# Implementing linear probing pipeline from Ghani
Trying to 100% simulate ghani setup

### 1. Load dataset

In [1]:
from birdset.datamodule.beans_datamodule import BEANSDataModule
from birdset.datamodule.base_datamodule import DatasetConfig

datasetconfig = DatasetConfig(dataset_name='beans_watkins', hf_path='DBD-research-group/beans_watkins', hf_name='default')

datamodule = BEANSDataModule(dataset=datasetconfig)
dataset = datamodule._load_data()
dataset['train']

Map:   0%|          | 0/1017 [00:00<?, ? examples/s]

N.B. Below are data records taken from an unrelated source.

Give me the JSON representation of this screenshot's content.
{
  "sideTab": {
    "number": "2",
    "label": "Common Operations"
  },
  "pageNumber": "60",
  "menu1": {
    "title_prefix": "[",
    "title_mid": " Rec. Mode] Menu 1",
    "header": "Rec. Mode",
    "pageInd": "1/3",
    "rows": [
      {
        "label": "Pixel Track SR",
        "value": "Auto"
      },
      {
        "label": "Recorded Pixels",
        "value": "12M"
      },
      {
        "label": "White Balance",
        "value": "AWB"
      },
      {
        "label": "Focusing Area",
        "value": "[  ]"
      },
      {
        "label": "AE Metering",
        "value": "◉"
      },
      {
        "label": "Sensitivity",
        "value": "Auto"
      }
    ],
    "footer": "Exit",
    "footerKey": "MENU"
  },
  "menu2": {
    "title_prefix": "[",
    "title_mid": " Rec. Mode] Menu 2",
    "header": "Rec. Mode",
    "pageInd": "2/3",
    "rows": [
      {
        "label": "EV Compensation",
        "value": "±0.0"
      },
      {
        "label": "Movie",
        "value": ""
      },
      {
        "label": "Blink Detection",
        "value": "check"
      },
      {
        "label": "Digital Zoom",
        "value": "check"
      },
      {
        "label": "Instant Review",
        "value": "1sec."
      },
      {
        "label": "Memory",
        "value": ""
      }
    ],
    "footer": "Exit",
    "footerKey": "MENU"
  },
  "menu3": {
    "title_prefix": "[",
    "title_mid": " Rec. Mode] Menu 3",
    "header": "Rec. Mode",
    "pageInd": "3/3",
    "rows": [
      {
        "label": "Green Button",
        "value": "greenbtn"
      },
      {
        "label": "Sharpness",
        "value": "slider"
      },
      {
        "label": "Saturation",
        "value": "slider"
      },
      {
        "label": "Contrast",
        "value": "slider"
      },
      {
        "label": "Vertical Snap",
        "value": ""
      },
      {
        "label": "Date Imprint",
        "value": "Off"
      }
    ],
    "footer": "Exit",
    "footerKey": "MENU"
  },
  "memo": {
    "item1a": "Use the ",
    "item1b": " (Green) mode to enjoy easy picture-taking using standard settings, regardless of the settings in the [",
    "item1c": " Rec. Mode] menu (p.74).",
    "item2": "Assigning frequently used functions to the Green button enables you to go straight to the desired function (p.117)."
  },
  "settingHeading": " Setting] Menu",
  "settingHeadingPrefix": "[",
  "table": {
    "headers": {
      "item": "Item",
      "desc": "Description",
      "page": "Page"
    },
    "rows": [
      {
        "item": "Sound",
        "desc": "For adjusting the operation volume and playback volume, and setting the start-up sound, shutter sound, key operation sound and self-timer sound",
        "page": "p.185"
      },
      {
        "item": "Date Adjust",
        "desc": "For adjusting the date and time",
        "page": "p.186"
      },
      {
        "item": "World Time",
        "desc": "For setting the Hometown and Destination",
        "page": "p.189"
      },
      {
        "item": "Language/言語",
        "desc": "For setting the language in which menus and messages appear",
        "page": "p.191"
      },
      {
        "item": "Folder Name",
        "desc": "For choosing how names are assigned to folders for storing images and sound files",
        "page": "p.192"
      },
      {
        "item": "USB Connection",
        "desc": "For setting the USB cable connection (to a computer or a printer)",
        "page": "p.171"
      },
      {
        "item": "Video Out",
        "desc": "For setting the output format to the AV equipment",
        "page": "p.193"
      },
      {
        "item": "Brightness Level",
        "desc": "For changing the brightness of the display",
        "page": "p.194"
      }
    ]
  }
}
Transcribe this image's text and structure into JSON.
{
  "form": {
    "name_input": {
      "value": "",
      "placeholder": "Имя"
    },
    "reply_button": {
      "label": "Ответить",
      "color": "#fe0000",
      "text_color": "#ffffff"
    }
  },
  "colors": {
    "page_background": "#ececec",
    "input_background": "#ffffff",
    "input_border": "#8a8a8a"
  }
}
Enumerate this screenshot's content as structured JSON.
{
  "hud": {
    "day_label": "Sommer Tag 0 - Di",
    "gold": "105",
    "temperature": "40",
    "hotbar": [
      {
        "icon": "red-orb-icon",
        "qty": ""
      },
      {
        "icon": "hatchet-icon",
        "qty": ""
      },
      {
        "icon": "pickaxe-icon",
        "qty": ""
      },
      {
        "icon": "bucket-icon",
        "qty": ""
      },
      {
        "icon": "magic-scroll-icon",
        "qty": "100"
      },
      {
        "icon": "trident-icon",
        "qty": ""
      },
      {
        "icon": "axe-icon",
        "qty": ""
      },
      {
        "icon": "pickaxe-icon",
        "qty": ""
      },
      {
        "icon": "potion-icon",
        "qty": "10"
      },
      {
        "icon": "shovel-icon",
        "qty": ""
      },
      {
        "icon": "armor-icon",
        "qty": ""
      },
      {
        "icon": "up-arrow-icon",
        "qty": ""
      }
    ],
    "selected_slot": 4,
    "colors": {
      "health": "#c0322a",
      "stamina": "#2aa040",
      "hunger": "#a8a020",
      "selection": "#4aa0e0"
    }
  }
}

Map:   0%|          | 0/339 [00:00<?, ? examples/s]

Map:   0%|          | 0/339 [00:00<?, ? examples/s]

Map:   0%|          | 0/203 [00:00<?, ? examples/s]

Dataset({
    features: ['audio', 'labels'],
    num_rows: 1017
})

### 2. Load model and set parameters

In [2]:
from birdset.modules.models.perch import PerchModel
import torch.nn as nn

num_classes = 31
sampling_rate = 32_000 
window_length = 5

perch_network = PerchModel(num_classes=num_classes, tfhub_version=4, gpu_to_use=0)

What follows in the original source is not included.